EDIT: I can some sources in other repo of the same org, for instance: https://github.com/code-kern-ai/refinery-ui so it's just a matter of making it easy for dev to navigate the code.


Hi Ruben,

you can take a look at our architecture overview here: https://github.com/code-kern-ai/refinery#-architecture

A bit below it, you find a table with the links to all repositories. All of them are open-source. But thanks for the feedback, I'll try to make it a bit easier to understand! I appreciate that! :)



Looks nice! Which data types does the software support?


Hi Tom! Thanks, happy to hear that :)

We've focused on JSON as the user-specified data model. So you can upload anything fitting into a JSON. We're using pandas to process the uploaded data, so spreadsheets or CSV-ish also work.

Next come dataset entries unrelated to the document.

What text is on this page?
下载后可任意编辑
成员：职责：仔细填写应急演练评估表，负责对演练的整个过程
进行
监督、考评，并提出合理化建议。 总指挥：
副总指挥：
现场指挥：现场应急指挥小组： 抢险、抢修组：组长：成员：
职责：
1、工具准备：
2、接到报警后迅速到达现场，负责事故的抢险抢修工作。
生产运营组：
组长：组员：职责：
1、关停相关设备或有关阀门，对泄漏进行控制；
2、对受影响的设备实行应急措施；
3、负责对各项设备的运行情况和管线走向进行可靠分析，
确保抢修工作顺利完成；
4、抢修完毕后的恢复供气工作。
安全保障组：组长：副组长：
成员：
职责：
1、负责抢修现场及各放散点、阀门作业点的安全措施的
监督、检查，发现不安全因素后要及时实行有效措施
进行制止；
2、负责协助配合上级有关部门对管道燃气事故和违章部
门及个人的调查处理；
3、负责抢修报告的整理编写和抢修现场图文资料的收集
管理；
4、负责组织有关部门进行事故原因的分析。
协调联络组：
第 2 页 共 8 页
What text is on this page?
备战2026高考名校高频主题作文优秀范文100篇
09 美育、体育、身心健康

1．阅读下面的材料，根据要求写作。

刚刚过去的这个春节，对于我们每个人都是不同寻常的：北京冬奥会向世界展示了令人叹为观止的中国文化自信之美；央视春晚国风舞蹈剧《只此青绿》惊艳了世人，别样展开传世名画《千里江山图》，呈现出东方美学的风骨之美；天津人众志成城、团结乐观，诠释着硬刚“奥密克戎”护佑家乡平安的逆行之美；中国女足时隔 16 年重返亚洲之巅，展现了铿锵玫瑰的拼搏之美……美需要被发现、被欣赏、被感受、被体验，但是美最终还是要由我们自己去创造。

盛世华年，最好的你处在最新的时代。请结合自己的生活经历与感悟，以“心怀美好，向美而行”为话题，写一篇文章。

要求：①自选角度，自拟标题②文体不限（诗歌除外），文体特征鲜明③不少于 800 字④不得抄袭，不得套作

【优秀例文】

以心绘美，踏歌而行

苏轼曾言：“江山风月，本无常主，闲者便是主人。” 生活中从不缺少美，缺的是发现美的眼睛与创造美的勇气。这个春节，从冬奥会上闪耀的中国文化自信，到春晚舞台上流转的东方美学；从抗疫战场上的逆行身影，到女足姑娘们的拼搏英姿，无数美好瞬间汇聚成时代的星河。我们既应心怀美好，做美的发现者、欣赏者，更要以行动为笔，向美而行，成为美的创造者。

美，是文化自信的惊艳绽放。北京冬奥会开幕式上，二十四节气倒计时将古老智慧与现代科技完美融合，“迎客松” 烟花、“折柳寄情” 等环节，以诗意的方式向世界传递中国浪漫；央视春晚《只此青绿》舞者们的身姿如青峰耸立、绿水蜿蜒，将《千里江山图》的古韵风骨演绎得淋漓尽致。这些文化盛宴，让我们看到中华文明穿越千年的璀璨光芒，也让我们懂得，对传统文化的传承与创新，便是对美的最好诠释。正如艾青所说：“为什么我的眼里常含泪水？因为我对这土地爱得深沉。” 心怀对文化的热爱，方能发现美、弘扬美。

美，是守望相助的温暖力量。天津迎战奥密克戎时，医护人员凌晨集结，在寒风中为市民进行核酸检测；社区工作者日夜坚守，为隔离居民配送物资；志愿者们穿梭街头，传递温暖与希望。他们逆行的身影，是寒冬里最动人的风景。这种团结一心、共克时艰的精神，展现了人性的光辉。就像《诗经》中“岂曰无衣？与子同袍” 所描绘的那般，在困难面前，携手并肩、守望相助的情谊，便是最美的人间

We've got a public roadmap (https://github.com/code-kern-ai/refinery/projects/1), and we're looking forward to also integrate e.g. native PDF labeling sometime soon.


Excel


Maybe also PowerPoint?


Also Power BI


Looks awesome, quite fitting to my text labeling needs actually. Might try it out at some point for my next prototype


Amazing project! After testing it for a few minutes, I think this is a handsome tool. Smooth and functional.


Thanks Francis! Means a lot :)


That looks cool. Are there any similar tools? Did not have seen something like that before.


The most famous is arguably Snorkel, which started with an open-source library as a research project. We used that a lot ourselves, but the library by now is deprecated.

We aim to extend on that idea by providing something that comes as close to a programmable interface for data-centric tasks as possible, and do so via open-source.

There are lots of cool tools out there btw. in that area. Definitely worth to have a look at a landscape (haha idea for the next HN post incoming I guess :D)


Looks very promising! Are you planning to release it as an application?


Hey, thanks! :) What exactly do you mean with application? You can just pull the repository. As mentioned in the installation section, it is quite easy to start the app on your local host.


Looks like a managed application is already offered: https://docs.kern.ai/docs/saas-application


As a fellow HPI graduate, I wish you all the best :)


Certainly looks interesting! Will give it a try.